AstraZeneca’s Covid vaccine seems to be much less efficient than its counterparts – nevertheless it has some benefits
AstraZenecas building in Luton, UK.
Tim Ireland | Xinhua News Agency | Getty Images
LONDON – The coronavirus vaccine developed by AstraZeneca and Oxford University has been shown to be “highly” protective and may pave the way for a vaccine that is cheaper and easier to distribute than some of its counterparts.
An interim clinical trial analysis found that the Oxford-AstraZeneca vaccine had an average effectiveness of 70% in protecting against the virus.
The researchers said that by adjusting the dose, that number could go up to 90%, but the overall results show that the vaccine’s effectiveness is slightly less than other leading candidates.
Both Pfizer-BioNTech and Moderna reported preliminary results last week that showed their respective Covid vaccines were about 95% effective.
White House coronavirus advisor Dr. However, Anthony Fauci previously said that a vaccine that was 50% or 60% effective against the virus would be acceptable.
It is hoped that a Covid vaccine can help end the coronavirus pandemic that has killed more than 1.3 million people worldwide.
Major challenges remain before a vaccine can be introduced. The global struggle to secure potential shipments has raised concerns about fair access while questions about the logistics of mass production, distribution and cost remain.
Jefferies’ stock analysts said it was “difficult” to compare the effectiveness of AstraZeneca’s vaccine with that of Pfizer-BioNTech and Moderna, citing significant differences in how the studies were conducted.
The analysts highlighted the weekly wipe to detect Covid-19 among the participants in AstraZeneca’s studies – not just confirmation of suspected cases through symptoms as in US studies. They also emphasized that a meningococcal vaccine was used for comparison, not a placebo.
The Oxford-AstraZeneca vaccine was assessed via two dosage regimens. One showed 90% effectiveness when study participants received half a dose, followed by a full dose at least a month later.
The other showed 62% effectiveness when given in two full doses at least a month apart.
No hospitalizations or serious illnesses were reported in the participants who received the vaccine.
A motorcyclist wears a protective mask while sitting by the roadside on the Sabarmati Riverfront in Ahmedabad, India on Thursday, October 22, 2020. Prime Minister Narendra Modi said his government will ensure that all 1.3 billion people across the country have access to a Covid-19 vaccine once it’s ready.
Sumit Dayal | Bloomberg | Getty Images
The Jefferies analysts said AstraZeneca’s vaccine appears to have an advantage in terms of storage, affordability and distribution.
The UK pharmaceutical company said its vaccine could be stored, transported and handled and administered in existing healthcare for at least six months under normal refrigeration conditions (36-46 degrees Fahrenheit). It has also committed to distributing the vaccine “for the duration of the pandemic” for no profit.
The Financial Times previously reported that the price for the Oxford-AstraZeneca vaccine, which requires two doses, is between $ 3 and $ 4 – significantly lower than the prices quoted for Pfizer-BioNTech and Moderna.
By comparison, Moderna has stated that its vaccine candidate will remain stable for up to 30 days at the temperature of a regular household refrigerator. It can also be stored at minus 4 degrees Fahrenheit for up to six months.
In August, the US biotech company announced it was charging some customers $ 32 to $ 37 per dose for its vaccine.
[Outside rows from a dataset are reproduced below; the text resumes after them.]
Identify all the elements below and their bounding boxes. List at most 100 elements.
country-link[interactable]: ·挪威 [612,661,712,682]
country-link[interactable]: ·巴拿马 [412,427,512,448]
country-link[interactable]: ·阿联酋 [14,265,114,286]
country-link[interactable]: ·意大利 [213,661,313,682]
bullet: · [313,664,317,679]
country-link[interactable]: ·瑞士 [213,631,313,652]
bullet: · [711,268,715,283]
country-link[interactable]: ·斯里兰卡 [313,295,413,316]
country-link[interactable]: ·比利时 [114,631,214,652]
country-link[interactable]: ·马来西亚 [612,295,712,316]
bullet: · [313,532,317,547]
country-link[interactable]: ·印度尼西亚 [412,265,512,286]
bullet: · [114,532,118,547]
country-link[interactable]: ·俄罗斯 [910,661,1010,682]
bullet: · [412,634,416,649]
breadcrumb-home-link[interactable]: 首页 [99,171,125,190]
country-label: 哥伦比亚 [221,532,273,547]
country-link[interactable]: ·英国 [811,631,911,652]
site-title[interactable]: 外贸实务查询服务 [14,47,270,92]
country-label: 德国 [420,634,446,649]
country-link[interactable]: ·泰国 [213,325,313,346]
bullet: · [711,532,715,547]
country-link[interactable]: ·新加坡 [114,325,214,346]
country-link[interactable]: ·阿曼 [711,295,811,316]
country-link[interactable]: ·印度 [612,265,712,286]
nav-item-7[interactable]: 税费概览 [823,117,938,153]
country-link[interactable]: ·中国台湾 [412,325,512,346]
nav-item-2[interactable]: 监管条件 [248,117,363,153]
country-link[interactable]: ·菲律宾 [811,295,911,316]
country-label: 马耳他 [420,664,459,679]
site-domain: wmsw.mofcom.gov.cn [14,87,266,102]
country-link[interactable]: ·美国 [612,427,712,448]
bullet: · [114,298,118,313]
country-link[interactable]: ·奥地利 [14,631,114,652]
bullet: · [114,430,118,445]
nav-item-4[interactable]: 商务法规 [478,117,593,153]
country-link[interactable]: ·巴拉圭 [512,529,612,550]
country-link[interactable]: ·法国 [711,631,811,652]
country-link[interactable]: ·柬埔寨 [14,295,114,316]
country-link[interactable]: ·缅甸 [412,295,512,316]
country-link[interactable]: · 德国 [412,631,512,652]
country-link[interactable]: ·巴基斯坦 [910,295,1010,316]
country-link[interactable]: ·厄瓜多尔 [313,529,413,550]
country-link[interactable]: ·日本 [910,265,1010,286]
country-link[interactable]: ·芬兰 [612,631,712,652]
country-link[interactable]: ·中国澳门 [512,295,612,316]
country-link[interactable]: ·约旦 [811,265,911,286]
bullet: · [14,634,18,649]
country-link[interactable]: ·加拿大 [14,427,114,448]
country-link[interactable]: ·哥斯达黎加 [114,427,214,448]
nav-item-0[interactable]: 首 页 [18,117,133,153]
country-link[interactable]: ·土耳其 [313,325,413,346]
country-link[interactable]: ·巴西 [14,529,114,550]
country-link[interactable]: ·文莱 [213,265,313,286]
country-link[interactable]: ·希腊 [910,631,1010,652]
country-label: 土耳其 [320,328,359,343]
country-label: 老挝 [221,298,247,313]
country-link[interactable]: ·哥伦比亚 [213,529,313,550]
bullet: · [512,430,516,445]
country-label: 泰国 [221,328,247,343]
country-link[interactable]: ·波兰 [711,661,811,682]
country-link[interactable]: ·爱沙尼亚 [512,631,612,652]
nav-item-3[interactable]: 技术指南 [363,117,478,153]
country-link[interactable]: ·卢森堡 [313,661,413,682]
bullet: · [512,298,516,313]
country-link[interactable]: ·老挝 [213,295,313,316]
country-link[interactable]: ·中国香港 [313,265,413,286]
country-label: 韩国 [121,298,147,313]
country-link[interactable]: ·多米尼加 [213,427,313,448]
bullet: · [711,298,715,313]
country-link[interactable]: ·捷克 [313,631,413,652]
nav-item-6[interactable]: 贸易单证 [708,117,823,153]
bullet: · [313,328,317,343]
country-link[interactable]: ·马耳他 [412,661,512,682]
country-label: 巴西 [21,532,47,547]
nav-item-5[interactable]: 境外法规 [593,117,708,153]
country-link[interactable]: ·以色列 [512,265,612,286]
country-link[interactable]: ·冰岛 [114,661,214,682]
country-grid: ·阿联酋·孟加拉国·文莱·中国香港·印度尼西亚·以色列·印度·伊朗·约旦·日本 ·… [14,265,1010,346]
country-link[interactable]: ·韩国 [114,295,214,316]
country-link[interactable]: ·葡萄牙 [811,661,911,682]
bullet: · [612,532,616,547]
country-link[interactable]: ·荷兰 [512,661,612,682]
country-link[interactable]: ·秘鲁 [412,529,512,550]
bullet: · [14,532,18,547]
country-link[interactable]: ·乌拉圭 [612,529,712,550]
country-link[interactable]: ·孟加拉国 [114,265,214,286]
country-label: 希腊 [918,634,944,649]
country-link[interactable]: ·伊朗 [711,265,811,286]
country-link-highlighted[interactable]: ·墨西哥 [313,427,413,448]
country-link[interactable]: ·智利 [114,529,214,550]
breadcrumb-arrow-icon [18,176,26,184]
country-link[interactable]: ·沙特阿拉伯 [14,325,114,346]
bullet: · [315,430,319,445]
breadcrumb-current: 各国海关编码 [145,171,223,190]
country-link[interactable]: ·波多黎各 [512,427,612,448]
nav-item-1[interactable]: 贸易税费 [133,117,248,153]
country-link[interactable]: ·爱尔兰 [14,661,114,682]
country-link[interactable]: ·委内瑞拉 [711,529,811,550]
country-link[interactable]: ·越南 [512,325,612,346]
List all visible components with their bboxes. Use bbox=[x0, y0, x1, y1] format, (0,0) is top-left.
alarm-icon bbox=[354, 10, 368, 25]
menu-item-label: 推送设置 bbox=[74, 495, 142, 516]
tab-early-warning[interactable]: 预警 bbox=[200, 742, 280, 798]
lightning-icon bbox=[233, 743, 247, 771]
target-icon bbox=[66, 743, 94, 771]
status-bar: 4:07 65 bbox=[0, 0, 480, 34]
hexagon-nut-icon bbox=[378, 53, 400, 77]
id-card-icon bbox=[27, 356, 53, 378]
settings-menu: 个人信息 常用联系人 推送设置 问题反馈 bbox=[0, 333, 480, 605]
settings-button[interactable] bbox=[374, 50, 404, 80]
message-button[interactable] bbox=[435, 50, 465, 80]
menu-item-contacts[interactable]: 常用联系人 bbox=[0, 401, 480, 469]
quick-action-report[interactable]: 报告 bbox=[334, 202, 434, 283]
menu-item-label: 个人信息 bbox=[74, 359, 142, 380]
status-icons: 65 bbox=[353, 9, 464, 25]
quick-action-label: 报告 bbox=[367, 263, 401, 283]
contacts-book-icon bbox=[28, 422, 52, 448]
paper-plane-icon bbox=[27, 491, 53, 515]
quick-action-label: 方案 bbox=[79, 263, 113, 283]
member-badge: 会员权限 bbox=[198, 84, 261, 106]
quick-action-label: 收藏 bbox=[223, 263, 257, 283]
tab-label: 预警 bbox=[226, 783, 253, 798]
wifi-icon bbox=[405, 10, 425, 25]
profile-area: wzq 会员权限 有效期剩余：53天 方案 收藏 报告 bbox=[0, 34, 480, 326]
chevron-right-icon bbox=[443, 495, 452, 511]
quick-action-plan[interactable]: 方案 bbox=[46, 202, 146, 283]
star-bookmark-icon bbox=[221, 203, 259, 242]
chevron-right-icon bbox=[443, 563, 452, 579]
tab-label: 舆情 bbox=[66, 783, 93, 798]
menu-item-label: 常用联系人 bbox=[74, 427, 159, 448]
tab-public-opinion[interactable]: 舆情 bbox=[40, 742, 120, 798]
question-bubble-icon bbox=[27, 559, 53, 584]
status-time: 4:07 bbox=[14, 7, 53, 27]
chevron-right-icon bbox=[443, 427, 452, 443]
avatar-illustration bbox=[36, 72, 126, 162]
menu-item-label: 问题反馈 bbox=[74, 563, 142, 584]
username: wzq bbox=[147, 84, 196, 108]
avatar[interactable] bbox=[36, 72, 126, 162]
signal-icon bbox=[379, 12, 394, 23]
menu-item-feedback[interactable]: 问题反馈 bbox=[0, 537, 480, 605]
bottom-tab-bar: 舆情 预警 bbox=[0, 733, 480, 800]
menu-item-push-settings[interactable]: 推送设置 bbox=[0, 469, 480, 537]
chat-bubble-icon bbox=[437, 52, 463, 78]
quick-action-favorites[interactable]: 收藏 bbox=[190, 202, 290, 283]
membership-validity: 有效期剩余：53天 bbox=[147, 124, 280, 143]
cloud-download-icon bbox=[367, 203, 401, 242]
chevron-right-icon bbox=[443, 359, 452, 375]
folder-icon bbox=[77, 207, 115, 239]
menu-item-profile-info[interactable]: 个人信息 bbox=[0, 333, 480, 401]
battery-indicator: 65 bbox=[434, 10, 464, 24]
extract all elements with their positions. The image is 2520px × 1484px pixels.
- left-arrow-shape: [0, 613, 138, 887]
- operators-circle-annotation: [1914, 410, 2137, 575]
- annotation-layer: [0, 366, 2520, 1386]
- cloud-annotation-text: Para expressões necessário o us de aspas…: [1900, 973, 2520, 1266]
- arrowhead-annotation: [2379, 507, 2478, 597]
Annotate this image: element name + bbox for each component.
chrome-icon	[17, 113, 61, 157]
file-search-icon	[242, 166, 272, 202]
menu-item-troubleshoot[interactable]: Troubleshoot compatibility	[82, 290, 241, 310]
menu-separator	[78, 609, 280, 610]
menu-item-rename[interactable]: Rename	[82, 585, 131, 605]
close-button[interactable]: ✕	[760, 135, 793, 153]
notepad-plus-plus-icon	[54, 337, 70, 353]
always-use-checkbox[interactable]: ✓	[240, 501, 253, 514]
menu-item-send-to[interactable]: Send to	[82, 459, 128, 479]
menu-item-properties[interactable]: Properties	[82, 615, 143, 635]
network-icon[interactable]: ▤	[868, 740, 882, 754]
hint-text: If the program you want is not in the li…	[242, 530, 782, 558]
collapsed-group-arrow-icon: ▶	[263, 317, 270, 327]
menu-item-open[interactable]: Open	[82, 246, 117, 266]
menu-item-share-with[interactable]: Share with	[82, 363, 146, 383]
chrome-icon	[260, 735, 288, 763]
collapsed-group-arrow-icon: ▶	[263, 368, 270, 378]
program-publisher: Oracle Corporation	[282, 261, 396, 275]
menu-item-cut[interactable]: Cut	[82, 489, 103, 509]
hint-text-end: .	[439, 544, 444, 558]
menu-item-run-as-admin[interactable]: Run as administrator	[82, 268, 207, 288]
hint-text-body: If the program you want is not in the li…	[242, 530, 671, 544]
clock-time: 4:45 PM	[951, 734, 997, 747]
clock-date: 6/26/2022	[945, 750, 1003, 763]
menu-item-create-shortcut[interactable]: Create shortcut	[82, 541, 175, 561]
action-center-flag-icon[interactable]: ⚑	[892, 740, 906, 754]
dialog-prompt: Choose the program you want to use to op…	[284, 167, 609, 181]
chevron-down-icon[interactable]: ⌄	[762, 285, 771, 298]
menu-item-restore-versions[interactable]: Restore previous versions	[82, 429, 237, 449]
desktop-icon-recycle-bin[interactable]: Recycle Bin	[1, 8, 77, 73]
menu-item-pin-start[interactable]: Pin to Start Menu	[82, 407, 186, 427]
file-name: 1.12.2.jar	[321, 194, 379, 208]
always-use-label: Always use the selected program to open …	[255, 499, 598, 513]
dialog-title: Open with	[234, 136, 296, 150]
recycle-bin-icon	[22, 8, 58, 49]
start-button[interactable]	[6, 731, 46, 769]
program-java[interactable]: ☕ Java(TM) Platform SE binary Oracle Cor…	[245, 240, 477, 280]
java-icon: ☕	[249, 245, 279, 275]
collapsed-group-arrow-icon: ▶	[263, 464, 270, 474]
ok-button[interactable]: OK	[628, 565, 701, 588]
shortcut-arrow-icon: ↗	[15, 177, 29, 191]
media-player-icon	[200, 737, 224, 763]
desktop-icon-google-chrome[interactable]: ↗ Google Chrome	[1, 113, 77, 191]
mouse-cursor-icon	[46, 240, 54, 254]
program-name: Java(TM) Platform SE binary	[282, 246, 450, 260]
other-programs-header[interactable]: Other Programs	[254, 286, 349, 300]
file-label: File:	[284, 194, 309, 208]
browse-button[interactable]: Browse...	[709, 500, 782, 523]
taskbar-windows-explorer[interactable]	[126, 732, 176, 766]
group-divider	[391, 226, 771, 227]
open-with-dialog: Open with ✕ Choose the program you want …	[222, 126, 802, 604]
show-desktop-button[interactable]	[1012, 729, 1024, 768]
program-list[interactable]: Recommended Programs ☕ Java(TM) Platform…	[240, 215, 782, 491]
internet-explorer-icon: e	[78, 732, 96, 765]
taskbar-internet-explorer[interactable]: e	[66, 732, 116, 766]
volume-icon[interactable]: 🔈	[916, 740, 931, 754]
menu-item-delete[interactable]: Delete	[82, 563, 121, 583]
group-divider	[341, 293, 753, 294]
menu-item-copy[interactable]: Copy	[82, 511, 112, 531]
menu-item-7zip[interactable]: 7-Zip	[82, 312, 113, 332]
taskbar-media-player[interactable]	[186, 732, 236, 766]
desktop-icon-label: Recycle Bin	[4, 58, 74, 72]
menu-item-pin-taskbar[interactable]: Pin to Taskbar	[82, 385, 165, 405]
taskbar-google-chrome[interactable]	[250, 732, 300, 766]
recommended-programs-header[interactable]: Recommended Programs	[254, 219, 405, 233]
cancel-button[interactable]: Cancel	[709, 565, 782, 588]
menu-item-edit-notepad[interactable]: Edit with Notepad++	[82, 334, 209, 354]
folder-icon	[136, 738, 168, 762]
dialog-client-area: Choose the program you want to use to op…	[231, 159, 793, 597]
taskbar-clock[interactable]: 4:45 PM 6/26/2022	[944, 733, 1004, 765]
The Pfizer BioNTech vaccine requires a storage temperature of minus 94 degrees Fahrenheit and requires special storage facilities and transportation. This could make it difficult for some countries to disperse.
Pfizer reportedly charges $ 20 per dose for its vaccine.
Deutsche Bank strategists dubbed AstraZeneca’s news Monday a “big deal” and said a string of encouraging vaccine developments in the past few weeks was “an unprecedented victory for science”.
They suggested that emerging economies, particularly Brazil, Mexico, India and Indonesia, are likely the “big beneficiaries” of the AstaZeneca vaccine. That’s because “AstraZeneca’s cheaper production and distribution costs are particularly relevant to low- and middle-income countries,” they said.
AstraZeneca has announced that it is making “rapid progress” in manufacturing and manufacturing up to 3 billion doses of the vaccine over the next year.
The US and India have agreed to source 500 million doses of the Oxford-AstraZeneca vaccine. This is based on data compiled by researchers at Duke University’s Global Health Innovation Center.
The EU has signed a $ 400 million purchase agreement and the COVAX facility, a global initiative to ensure equitable access to Covid-19 treatments and vaccines, has ordered 300 million.
The UK, Japan, Indonesia, Brazil and Latin America excluding Brazil have each confirmed orders of at least 100 million cans.